Homélie du 2e DO - 19 janvier 2014
fr. Jean-Miguel Garrigues

«Et moi je ne le connaissais pas»: quelle parole étonnante! Bien sûr, Jean Baptiste connaissait Jésus. C’était son propre cousin. Depuis longtemps il savait qu’il était le Messie, et il avait préparé sa venue, tracé son chemin, c’est lui qui avait tressailli dans le sein de sa mère lorsque Marie est venue à la rencontre d’Élisabeth. Alors que veut dire cette parole? Jean Baptiste se faisait une représentation du Messie, comme tous les juifs de son temps. Il croyait à ce Messie qu’on attendait. Pour cela il fallait se convertir, préparer son cœur pour l’accueillir: «Déjà la cognée se trouve à la racine des arbres, tout arbre qui ne produit pas de bons fruits va être coupé et jeté au feu» (Mt 3, 10). Il le présente comme un vanneur, qui va nettoyer son aire à battre le blé, qui sépare la paille du grain. Il va garder le grain et brûler la paille dans un feu qui ne se consume pas.

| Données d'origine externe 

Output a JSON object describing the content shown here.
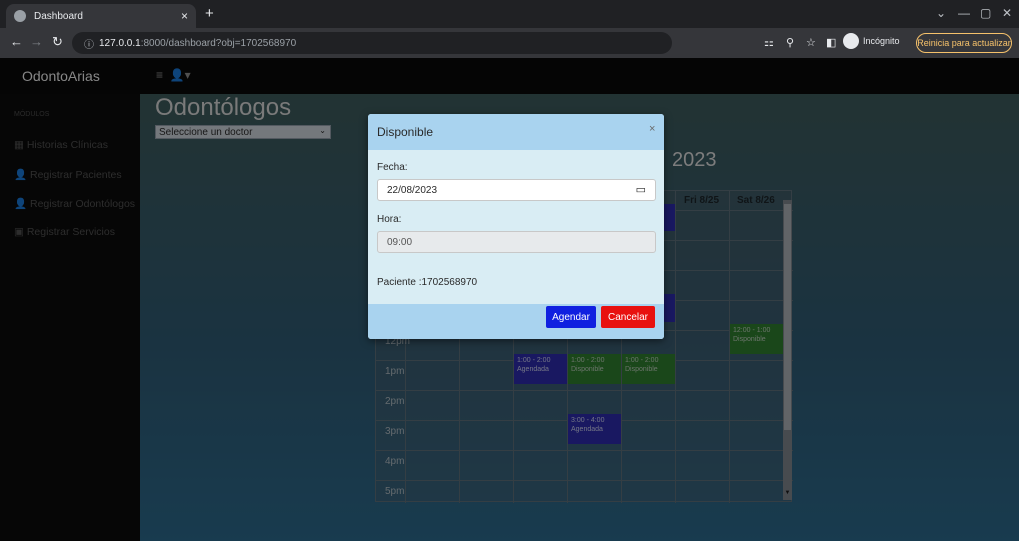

Le Messie est celui qui vient accomplir un jugement, il annonce un jour où tout va être remis en ordre, mais à quel prix? C’est lui qui va baptiser dans l’Esprit Saint et le feu, qui va séparer les bons et les méchants, comme le feu du jugement dernier. C’est pourquoi en voyant Jésus venir à lui, pour se faire baptiser à la suite des pécheurs, Jean Baptiste s’exclame: «c’est moi qui ai besoin de me faire baptiser par toi, et c’est toi qui viens à moi!»(Mt 3, 14). Jésus répond: «pour le moment, laisse-moi faire. Il faut accomplir toute justice». Il faut souligner ce paradoxe: celui qui vient se faire baptiser dans les eaux de la mort, c’est lui qui vient apporter le baptême dans l’Esprit Saint. Le feu va descendre dans l’eau. Le feu de l’Esprit Sait nous est donné à travers l’eau de la repentance, non pas après mais dans le baptême.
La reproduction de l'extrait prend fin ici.